The 40-year-old Gayle waved goodbye to South Africa’s Mzansi Super League on Monday with a stormy press conference in which he complained “I don’t get respect”.
It marked the end of a pitiful campaign for the former West Indies captain whose Johannesburg-based team, the defending champions in the Twenty20 championship, have yet to win a game in the current campaign. Gayle scored just 101 runs in six innings, which included a blistering 54 off 27 deliveries in Monday’s defeat by Tshwane Spartans.
Jono Leaf-Wright, Chief Executive of Central Gauteng Cricket and the franchise, defended Gayle in an interview with The Star newspaper.
“In Chris’ head, he feels that when he doesn’t perform, because there are such expectations, from the franchise, the fans, that he’s the reason the team is not performing.

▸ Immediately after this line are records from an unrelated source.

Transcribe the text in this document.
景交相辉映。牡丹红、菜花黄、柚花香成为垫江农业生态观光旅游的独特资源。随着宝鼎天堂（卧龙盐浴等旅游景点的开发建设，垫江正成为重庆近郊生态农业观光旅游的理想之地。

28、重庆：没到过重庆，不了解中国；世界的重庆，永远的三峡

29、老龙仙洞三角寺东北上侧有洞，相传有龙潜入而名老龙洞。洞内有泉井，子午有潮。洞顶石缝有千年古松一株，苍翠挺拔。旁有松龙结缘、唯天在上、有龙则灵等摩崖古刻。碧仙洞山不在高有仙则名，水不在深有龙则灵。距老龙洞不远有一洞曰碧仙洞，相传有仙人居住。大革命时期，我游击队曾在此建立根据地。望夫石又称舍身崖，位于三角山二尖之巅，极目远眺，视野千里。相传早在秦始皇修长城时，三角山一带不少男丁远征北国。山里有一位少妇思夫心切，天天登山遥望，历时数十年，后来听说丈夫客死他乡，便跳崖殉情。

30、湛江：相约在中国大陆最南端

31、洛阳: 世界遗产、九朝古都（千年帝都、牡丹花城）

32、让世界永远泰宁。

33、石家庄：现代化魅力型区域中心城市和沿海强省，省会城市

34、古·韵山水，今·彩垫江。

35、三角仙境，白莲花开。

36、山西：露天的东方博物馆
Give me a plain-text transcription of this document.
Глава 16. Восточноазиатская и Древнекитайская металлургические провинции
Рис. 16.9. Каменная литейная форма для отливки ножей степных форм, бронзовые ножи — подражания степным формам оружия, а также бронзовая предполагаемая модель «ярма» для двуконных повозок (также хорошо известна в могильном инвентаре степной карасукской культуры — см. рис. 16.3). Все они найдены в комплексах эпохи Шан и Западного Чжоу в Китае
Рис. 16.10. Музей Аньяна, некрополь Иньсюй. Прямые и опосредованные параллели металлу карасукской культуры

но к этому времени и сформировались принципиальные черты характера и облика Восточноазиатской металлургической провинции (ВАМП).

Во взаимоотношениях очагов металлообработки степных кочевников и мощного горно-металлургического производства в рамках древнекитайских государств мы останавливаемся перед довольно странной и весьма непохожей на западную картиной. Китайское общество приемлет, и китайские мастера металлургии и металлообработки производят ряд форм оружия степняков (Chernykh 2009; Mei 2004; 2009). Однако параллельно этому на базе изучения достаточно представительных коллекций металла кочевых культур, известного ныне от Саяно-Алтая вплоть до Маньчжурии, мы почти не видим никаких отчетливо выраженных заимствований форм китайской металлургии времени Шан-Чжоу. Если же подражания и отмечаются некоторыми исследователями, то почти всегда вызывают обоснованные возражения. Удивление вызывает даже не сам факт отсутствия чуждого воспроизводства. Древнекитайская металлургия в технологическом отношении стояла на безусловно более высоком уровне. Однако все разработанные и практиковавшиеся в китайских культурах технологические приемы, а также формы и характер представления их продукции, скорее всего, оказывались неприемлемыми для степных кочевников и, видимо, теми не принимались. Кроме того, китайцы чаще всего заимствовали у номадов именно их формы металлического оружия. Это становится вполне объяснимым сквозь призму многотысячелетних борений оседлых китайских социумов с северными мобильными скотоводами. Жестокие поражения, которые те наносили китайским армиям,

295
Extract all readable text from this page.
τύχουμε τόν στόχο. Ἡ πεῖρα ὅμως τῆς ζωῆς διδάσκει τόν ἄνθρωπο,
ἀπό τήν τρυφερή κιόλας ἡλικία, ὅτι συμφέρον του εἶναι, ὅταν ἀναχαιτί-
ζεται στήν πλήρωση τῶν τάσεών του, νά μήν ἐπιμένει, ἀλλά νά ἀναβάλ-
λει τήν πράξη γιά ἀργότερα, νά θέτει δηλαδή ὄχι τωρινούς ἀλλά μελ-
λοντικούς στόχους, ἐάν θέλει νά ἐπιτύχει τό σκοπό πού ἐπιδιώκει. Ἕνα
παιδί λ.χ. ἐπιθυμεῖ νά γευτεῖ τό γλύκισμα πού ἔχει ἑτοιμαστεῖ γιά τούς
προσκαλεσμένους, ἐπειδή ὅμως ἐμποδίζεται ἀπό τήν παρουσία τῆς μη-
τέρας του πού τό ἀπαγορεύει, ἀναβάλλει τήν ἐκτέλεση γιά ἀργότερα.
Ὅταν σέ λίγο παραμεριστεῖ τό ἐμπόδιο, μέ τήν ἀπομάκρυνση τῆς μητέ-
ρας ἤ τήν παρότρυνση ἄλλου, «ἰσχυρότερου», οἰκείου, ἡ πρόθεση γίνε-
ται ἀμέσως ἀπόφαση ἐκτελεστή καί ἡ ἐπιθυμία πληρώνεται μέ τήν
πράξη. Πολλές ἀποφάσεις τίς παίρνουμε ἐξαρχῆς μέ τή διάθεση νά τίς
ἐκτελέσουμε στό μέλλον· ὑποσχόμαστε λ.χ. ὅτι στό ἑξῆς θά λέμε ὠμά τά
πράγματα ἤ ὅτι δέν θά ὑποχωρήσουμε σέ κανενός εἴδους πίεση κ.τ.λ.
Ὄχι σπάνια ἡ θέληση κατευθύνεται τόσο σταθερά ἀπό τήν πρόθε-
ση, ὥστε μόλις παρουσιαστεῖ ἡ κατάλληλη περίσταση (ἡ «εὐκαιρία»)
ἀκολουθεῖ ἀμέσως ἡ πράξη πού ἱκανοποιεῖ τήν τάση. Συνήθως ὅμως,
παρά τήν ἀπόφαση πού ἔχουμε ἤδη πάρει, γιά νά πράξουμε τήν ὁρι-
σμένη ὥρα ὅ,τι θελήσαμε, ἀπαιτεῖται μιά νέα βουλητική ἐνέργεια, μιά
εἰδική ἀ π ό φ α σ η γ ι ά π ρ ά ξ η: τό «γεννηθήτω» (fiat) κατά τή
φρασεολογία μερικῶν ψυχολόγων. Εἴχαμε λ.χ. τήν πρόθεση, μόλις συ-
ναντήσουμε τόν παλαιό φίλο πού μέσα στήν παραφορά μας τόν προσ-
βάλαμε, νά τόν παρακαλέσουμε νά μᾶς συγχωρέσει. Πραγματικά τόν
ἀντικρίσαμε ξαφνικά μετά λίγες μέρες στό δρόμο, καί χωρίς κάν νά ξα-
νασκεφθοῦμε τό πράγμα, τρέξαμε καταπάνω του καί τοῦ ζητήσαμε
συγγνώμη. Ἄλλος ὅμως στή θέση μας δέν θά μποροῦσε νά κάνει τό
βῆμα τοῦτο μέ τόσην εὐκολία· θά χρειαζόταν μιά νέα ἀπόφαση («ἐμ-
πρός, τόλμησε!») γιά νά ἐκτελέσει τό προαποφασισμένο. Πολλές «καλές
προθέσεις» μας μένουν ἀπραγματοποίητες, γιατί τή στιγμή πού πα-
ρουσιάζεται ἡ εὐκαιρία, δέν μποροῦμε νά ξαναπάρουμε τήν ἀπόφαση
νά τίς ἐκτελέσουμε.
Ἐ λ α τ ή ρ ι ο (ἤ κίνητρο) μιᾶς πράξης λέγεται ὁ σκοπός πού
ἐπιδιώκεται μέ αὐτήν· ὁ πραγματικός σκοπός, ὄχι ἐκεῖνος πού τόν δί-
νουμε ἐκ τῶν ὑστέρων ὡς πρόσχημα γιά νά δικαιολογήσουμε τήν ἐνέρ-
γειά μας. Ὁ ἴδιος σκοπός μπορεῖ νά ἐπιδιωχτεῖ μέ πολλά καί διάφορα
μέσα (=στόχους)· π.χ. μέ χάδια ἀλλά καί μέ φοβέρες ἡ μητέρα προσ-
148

“I know Chris well, he seems like he’s the big character, lots of bravado, the swag and all that stuff but he’s actually a sensitive guy, and unfortunately, when he doesn’t perform he really takes it to heart. He’s certainly no burden on our side.”
In his farewell press conference, Gayle had also taken a swipe at the way the Stars had performed, hinting at off-field problems.
“This is not a champion team,” he complained. “That is not how defending champions should play.”
Responding to Gayle’s assertion that the spirit in the dressing room was not the same as it had been in their winning season, Leaf-Wright said it might have been a man-management issue.
“As manager last year I looked after Chris personally,” said Leaf-Wright.
“Maybe he just hasn’t had the same attention and TLC that maybe I gave him last year because of my relationship with him.”
Gayle’s poor form and lack of mobility in the field were highlighted by critics as the West Indian failed to live up to his billing as one of the competition’s “marquee” players who are paid a reported 1.2-million rand (about $82,000) for a full season.